Although common, snow is one of nature's most complex materials. When snow is placed on a mountain slope, lashed by winds, transformed through constant variations of temperature, and strained by the tireless force of gravity, under the right circumstances it can deliver explosive force. With the added weight of a skier or a few centimeters of new snow, the snowpack's delicate balance of stress and strength can be altered with deadly results. Though they seem random and capricious at first glance, avalanches happen for a reason.

Giant screen motion pictures provide a breathtaking canvas to explore the scientific and human dimensions of the avalanche phenomena. An eighty-foot high screen and superb six-channel digital sound system place the audience squarely in the center of the action, where they can witness first-hand the roar, awesome beauty and devastating force of an avalanche.

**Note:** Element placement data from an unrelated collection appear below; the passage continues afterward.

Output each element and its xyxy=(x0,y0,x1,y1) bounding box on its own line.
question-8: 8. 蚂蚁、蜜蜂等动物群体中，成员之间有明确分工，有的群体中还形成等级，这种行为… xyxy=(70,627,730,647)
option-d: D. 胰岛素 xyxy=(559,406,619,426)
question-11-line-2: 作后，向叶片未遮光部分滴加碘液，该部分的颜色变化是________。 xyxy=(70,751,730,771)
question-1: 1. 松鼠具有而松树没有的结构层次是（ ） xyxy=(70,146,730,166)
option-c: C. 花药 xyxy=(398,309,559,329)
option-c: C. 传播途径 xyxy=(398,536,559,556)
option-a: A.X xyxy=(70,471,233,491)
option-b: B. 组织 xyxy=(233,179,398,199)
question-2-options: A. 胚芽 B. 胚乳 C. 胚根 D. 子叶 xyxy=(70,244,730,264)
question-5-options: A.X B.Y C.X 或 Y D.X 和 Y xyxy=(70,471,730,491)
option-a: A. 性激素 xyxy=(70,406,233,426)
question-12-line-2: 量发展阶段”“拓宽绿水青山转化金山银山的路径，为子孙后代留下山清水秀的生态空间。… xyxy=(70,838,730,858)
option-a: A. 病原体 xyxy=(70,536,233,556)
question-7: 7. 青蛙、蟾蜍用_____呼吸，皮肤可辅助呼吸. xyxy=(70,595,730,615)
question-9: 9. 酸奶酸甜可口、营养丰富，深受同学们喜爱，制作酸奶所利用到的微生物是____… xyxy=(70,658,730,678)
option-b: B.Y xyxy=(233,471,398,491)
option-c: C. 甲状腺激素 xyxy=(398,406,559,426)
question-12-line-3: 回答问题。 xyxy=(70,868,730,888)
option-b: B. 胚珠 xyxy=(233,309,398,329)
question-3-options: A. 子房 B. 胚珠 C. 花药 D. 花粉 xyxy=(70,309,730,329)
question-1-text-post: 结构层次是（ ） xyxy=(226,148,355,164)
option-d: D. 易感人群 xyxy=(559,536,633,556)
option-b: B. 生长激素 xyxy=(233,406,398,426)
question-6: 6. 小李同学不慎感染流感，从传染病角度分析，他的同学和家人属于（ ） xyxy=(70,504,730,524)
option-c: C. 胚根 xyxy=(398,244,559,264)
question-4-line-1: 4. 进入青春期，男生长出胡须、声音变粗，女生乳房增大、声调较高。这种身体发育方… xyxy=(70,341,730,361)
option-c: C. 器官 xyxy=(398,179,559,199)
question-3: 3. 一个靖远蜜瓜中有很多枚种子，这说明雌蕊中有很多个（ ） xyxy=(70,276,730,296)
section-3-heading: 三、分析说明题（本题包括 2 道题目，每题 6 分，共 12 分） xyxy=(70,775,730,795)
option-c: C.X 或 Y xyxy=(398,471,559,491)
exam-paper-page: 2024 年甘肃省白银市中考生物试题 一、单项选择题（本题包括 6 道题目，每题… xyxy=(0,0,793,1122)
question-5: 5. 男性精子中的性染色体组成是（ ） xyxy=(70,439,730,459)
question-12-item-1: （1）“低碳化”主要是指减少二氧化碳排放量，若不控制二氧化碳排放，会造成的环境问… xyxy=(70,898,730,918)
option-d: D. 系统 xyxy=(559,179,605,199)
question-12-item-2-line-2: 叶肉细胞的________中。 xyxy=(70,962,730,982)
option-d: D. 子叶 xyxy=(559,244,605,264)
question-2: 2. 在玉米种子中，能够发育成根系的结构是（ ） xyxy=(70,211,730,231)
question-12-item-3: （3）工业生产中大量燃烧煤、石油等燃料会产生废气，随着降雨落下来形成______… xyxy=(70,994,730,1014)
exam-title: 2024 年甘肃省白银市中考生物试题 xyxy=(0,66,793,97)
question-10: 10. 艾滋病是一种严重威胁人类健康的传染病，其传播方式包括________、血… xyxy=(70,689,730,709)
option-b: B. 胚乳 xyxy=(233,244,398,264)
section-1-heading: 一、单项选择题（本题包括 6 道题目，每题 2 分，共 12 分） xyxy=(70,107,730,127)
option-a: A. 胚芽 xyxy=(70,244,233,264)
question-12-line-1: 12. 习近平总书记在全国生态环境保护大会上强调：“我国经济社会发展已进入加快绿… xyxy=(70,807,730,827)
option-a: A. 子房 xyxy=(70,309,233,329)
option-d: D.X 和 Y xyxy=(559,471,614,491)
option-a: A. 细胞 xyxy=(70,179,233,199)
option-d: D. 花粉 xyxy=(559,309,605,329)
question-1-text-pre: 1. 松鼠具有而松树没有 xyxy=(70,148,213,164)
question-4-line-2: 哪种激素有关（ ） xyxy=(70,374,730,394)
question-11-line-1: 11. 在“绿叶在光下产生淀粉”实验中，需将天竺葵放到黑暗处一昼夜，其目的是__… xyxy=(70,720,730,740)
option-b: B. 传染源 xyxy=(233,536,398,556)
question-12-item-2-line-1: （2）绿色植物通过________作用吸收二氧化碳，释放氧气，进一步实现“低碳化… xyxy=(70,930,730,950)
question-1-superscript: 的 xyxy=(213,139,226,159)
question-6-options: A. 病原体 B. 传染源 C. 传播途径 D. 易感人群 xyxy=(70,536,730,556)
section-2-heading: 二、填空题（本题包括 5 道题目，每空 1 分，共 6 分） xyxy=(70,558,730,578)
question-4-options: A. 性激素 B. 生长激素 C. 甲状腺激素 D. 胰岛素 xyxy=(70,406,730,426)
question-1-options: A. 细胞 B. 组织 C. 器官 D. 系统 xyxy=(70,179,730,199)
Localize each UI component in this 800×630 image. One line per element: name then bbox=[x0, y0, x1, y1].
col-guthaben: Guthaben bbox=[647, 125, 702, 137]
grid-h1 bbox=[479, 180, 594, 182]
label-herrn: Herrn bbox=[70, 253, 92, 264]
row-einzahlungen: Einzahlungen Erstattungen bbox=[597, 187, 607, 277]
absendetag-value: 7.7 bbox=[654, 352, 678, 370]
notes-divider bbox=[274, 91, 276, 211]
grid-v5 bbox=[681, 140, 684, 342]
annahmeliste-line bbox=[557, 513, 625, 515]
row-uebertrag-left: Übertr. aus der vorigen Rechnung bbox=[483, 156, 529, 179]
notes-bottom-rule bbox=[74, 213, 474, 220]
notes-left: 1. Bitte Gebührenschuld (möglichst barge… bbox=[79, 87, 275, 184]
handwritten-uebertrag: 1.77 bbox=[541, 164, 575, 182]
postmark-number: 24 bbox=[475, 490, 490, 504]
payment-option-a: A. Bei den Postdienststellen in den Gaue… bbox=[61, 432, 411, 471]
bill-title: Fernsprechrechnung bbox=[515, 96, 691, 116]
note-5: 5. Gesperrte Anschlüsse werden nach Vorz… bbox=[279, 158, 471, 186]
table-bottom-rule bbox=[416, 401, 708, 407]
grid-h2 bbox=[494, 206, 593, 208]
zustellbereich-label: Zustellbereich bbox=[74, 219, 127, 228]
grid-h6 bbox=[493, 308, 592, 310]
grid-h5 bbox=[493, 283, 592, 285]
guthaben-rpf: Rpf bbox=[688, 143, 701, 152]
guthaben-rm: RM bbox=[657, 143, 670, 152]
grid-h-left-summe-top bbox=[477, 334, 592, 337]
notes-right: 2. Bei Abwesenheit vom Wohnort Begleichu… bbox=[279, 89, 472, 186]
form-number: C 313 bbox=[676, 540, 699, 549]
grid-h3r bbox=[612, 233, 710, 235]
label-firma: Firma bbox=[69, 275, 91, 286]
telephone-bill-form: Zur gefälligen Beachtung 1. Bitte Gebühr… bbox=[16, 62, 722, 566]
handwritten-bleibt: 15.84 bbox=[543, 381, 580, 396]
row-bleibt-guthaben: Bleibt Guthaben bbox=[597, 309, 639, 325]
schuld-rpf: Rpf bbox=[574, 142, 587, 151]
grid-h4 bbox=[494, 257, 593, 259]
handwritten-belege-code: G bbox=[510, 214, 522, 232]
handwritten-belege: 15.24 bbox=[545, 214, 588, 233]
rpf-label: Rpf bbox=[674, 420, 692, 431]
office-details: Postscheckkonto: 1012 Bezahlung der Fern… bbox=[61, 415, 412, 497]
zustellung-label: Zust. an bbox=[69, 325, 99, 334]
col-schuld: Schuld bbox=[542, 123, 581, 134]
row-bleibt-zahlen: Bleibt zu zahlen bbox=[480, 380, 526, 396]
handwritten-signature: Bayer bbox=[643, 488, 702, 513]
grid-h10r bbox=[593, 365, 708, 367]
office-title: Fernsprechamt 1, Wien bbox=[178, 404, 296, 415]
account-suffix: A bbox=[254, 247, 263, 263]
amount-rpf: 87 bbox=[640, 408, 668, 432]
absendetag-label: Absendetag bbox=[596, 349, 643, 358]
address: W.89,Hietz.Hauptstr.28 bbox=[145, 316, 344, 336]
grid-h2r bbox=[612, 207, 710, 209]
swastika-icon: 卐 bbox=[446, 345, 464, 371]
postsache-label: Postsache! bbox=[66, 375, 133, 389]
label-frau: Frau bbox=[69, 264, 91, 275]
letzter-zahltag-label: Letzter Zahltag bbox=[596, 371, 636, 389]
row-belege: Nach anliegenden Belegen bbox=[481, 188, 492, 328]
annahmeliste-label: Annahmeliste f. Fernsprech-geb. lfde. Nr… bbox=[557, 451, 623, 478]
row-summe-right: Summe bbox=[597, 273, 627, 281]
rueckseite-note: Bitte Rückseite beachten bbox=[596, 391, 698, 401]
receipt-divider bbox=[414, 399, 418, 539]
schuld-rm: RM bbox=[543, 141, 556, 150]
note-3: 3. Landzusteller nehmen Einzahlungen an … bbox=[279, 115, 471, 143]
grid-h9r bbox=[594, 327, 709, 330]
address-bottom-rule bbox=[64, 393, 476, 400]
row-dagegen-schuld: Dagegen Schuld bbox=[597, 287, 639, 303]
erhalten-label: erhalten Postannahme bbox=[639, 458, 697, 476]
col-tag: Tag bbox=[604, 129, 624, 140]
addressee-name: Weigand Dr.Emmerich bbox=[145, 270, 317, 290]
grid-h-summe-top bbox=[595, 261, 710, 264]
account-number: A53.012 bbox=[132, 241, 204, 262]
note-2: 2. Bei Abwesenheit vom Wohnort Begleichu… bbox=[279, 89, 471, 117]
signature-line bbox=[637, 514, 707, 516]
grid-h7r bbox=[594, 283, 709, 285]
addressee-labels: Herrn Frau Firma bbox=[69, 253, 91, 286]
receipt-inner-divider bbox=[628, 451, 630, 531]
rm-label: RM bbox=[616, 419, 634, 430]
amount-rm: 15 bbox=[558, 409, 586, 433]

Filming situations will include, but are not limited to:

1. Weather forecasting is integral to avalanche forecasting. Avalanche experts rely on weather data (infrared satellite/ NEXRAD radar loops), statistical computer models and remote mountaintop weather station networks to anticipate developing avalanche conditions.
2. Snow and wind are the architects of avalanches. Cornice growth, scoured and wind-loaded mountainsides, and storm record keeping offer vital clues to where avalanches will likely occur.
3. Most avalanches release on slopes that are 35 degrees or steeper. Using animated graphics over real avalanche terrain footage we will show the geometry of avalanche slopes and how invisible "deficit zones" lead to catastrophic failure.
4. The snowpack is layered, not a homogenous cover of white. We will lead the audience on a 3-D virtual journey through the internal microstructure of the snowpack (crusts, slabs, weak layers). Massive failure will occur when the stress of the slab exceeds the shear strength of the weaker layers below.
5. Snow changes structure as soon as it hits the ground. Time-lapse micro-cinematography and electron microscopy will show crystal metamorphosis and growth (facets, surface hoar) leading to the development of weak layers within the snowpack.
6. Survival! Personal avalanche rescue gear (beacon, shovel, Avalung, etc.) is no guarantee of survival. If a rescue team is called in, the result will most likely be a body recovery.
7. Profile of a victim. The typical avalanche victim is a young male recreationalist (though women are dying in slides) skier/ snowboarder/ snowmobiler who has likely had some prior avalanche awareness training.
8. Passive and active mitigation. Engineers design structures to protect people and property in known paths from the impact forces of avalanches. Mitigation teams place explosives by ski and helicopter, shoot artillery and fire Gazex installations to release avalanches that threaten highways and ski areas.
9. Risks and rewards. Practicing backcountry safety protocol and looking out for signs of instability go hand in hand with enjoying the pleasures of skiing, snowboarding, snowmobiling, and winter mountaineering.